世界上不会有这样的学校,没有校舍,没有讲堂,甚至没有专门的教员。这实际上是个中国革命的研究生院,选修的课程是中国革命和战争,采取听课、研读、讨论的方式。一科是高级科,师和一部分团干。二科是团,也有一部分营干。党内一些学识很深的领导同志轮流执教。毛泽东讲授的题目是《中国革命战争的战略问题》,他的讲课大纲后来印成书。父亲说,1937年他在武汉搞统战工作时看到过这个本子,原稿中还有反围剿的作战略图,后来收集到《毛泽东选集》中就删掉了。张闻天讲中国近代史,从鸦片战争开始;王稼祥讲政治经济学;徐特立讲汉语拼音。父亲说,大家对这个东西没有兴趣,他讲了两次就不再来了。

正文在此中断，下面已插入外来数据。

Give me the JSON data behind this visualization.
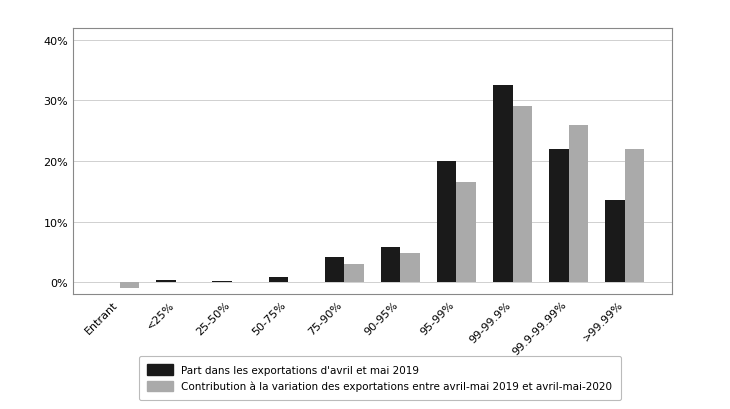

父亲关于学习生活的回忆,很多书籍中都有记载,大同小异,大体是:
我搞共青团工作时曾系统地读过不少马列的经典着作,自认为对马列还是懂一些的,听了洛甫(张闻天)的课后,才感到自己知道得太少了。因为长期作战没有这样的机会,所以就拼命地学,不仅自己用功,所有的人都很用功。学习分几个小组,一组组长刘亚楼,二组组长彭雪枫,三组杨勇,四组是我,我们组有王平、贺晋年、张达志、耿飙、肖永银、周建屏。上课没有书,都是靠自己记。我记得最快,下了课都来抄我的。我们还组织小组辅导,经常搞到深夜。毛知道了这个情况,怕大家身体搞垮,要我们吃了饭先去散步,但没人去。后来罗瑞卿(教育长)就每个窑洞地赶,晚上还来检查熄灯没有。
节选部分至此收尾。